Howard Dean’s smug complaints is like hearing an isolationist’s
smug complaint in 1946 that Hitler had not been found or really all
that many concentration camps, or any other evidence of Nazi
atrocity.
Of course in 1946 no isolationist after opposing American entry
into World War II would be so insolent as to rebuke our victorious
government. Today the insolence of Dr. Howard Dean and his fellow
self-regarding war critics is considered the mark of statecraft, at
least by them. The fact is, the weapons of mass destruction and the
whereabouts of Saddam are going to be discovered eventually. Just
as the concentration camps, the Nazi experiments on humans, and
Hitler’s teeth were eventually discovered and publicized. In fact,
I would not be surprised if evidence of the weapons has already
been found. Iraq is a vast country. The materials taken by our
troops constitute a huge mélange, much of it still most
likely uncatalogued and possibly even unidentified. I know of
instances in which our soldiers came across equipment so old and
useless they were bewildered by the discovery.
Yet there are other discoveries the military and a few
journalists have made that ought to give the critics of this war
reason for pause.
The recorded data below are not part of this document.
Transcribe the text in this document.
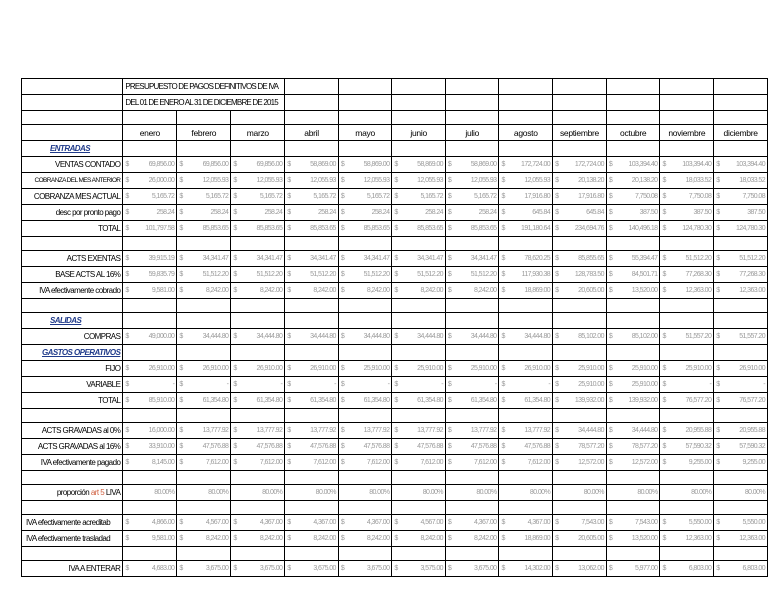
	PRESUPUESTO DE PAGOS DEFINITIVOS DE IVA											
	DEL 01 DE ENERO AL 31 DE DICIEMBRE DE 2015											

	enero	febrero	marzo	abril	mayo	junio	julio	agosto	septiembre	octubre	noviembre	diciembre
ENTRADAS												
VENTAS CONTADO	$ 69,856.00	$ 69,856.00	$ 69,856.00	$ 58,869.00	$ 58,869.00	$ 58,869.00	$ 58,869.00	$ 172,724.00	$ 172,724.00	$ 103,394.40	$ 103,394.40	$ 103,394.40

COBRANZA DEL MES ANTERIOR	$ 26,000.00	$ 12,055.93	$ 12,055.93	$ 12,055.93	$ 12,055.93	$ 12,055.93	$ 12,055.93	$ 12,055.93	$ 20,138.20	$ 20,138.20	$ 18,033.52	$ 18,033.52

COBRANZA MES ACTUAL	$ 5,165.72	$ 5,165.72	$ 5,165.72	$ 5,165.72	$ 5,165.72	$ 5,165.72	$ 5,165.72	$ 17,916.80	$ 17,916.80	$ 7,750.08	$ 7,750.08	$ 7,750.08

desc por pronto pago	$ 258.24	$ 258.24	$ 258.24	$ 258.24	$ 258.24	$ 258.24	$ 258.24	$ 645.84	$ 645.84	$ 387.50	$ 387.50	$ 387.50

TOTAL	$ 101,797.58	$ 85,853.65	$ 85,853.65	$ 85,853.65	$ 85,853.65	$ 85,853.65	$ 85,853.65	$ 191,180.64	$ 234,694.76	$ 140,496.18	$ 124,780.30	$ 124,780.30

ACTS EXENTAS	$ 39,915.19	$ 34,341.47	$ 34,341.47	$ 34,341.47	$ 34,341.47	$ 34,341.47	$ 34,341.47	$ 78,620.25	$ 85,855.65	$ 55,394.47	$ 51,512.20	$ 51,512.20

BASE ACTS AL 16%	$ 59,835.79	$ 51,512.20	$ 51,512.20	$ 51,512.20	$ 51,512.20	$ 51,512.20	$ 51,512.20	$ 117,930.38	$ 128,783.50	$ 84,501.71	$ 77,268.30	$ 77,268.30

IVA efectivamente cobrado	$ 9,581.00	$ 8,242.00	$ 8,242.00	$ 8,242.00	$ 8,242.00	$ 8,242.00	$ 8,242.00	$ 18,869.00	$ 20,605.00	$ 13,520.00	$ 12,363.00	$ 12,363.00

SALIDAS												
COMPRAS	$ 49,000.00	$ 34,444.80	$ 34,444.80	$ 34,444.80	$ 34,444.80	$ 34,444.80	$ 34,444.80	$ 34,444.80	$ 85,102.00	$ 85,102.00	$ 51,557.20	$ 51,557.20

GASTOS OPERATIVOS												
FIJO	$ 26,910.00	$ 26,910.00	$ 26,910.00	$ 26,910.00	$ 25,910.00	$ 25,910.00	$ 25,910.00	$ 26,910.00	$ 25,910.00	$ 25,910.00	$ 25,910.00	$ 26,910.00

VARIABLE	$ -	$ -	$ -	$ -	$ -	$ -	$ -	$ -	$ 25,910.00	$ 25,910.00	$ -	$ -

TOTAL	$ 85,910.00	$ 61,354.80	$ 61,354.80	$ 61,354.80	$ 61,354.80	$ 61,354.80	$ 61,354.80	$ 61,354.80	$ 139,932.00	$ 139,932.00	$ 76,577.20	$ 76,577.20

ACTS GRAVADAS al 0%	$ 16,000.00	$ 13,777.92	$ 13,777.92	$ 13,777.92	$ 13,777.92	$ 13,777.92	$ 13,777.92	$ 13,777.92	$ 34,444.80	$ 34,444.80	$ 20,955.88	$ 20,955.88

ACTS GRAVADAS al 16%	$ 33,910.00	$ 47,576.88	$ 47,576.88	$ 47,576.88	$ 47,576.88	$ 47,576.88	$ 47,576.88	$ 47,576.88	$ 78,577.20	$ 78,577.20	$ 57,590.32	$ 57,590.32

IVA efectivamente pagado	$ 8,145.00	$ 7,612.00	$ 7,612.00	$ 7,612.00	$ 7,612.00	$ 7,612.00	$ 7,612.00	$ 7,612.00	$ 12,572.00	$ 12,572.00	$ 9,255.00	$ 9,255.00

proporción art 5 LIVA	80.00%	80.00%	80.00%	80.00%	80.00%	80.00%	80.00%	80.00%	80.00%	80.00%	80.00%	80.00%

IVA efectivamente acreditab	$ 4,866.00	$ 4,567.00	$ 4,367.00	$ 4,367.00	$ 4,367.00	$ 4,567.00	$ 4,367.00	$ 4,367.00	$ 7,543.00	$ 7,543.00	$ 5,550.00	$ 5,550.00

IVA efectivamente trasladad	$ 9,581.00	$ 8,242.00	$ 8,242.00	$ 8,242.00	$ 8,242.00	$ 8,242.00	$ 8,242.00	$ 18,869.00	$ 20,605.00	$ 13,520.00	$ 12,363.00	$ 12,363.00

IVA A ENTERAR	$ 4,683.00	$ 3,675.00	$ 3,675.00	$ 3,675.00	$ 3,675.00	$ 3,575.00	$ 3,675.00	$ 14,302.00	$ 13,062.00	$ 5,977.00	$ 6,803.00	$ 6,803.00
From the Iraqi countryside the New York
Sun’s Adam Daifallah writes, “Mass graves of Iraqis were
discovered at Mahaweel just outside the town of Hilla. Distraught
Iraqis searched through piles of bones in a chaotic, impromptu
scrum. The raw emotion of those who were there searching for their
lost loved ones was overwhelming and their thirst for revenge
unquenchable.… Every day one hears of a new horror story.
There are few Iraqi families who have not seen at least one loved
one die in one of Saddam’s wars.”
It is about time that American journalists fasten on this story.
Right up to the arrival of American troops in Baghdad Saddam’s
agents were butchering those that roused their wrath. In a splendid
Associated Press piece, Mark Fritz tells us that Saddam during his
last dozen years of butchery had “enemies of state” executed who
were as young as eleven years old. Sixty mass graves have been
discovered. Owing to Saddam’s episodic waves of war and rebellion,
“beneath one layer of bodies is sometimes another.”
It is frankly astounding to me that so little has been made of
these discoveries. The New York Sun, the New York
Times, and the Associated Press have filed stories, but those
should only whet the press’s appetite for more. Instead we are
regaled with stories about what has not been found, that is to say
weapons of mass destruction. Why not more stories about the Iraqi
killing fields? Is it because film coverage of the skeletons and
the torture chambers are too upsetting for the evening news?
Possibly it is, but the mass graves and torture chambers that we
have now discovered should be publicized. Saddam was that evil, and
if civilized government arises in Baghdad, the grisly evidence of
his evil will be discovered for years to come.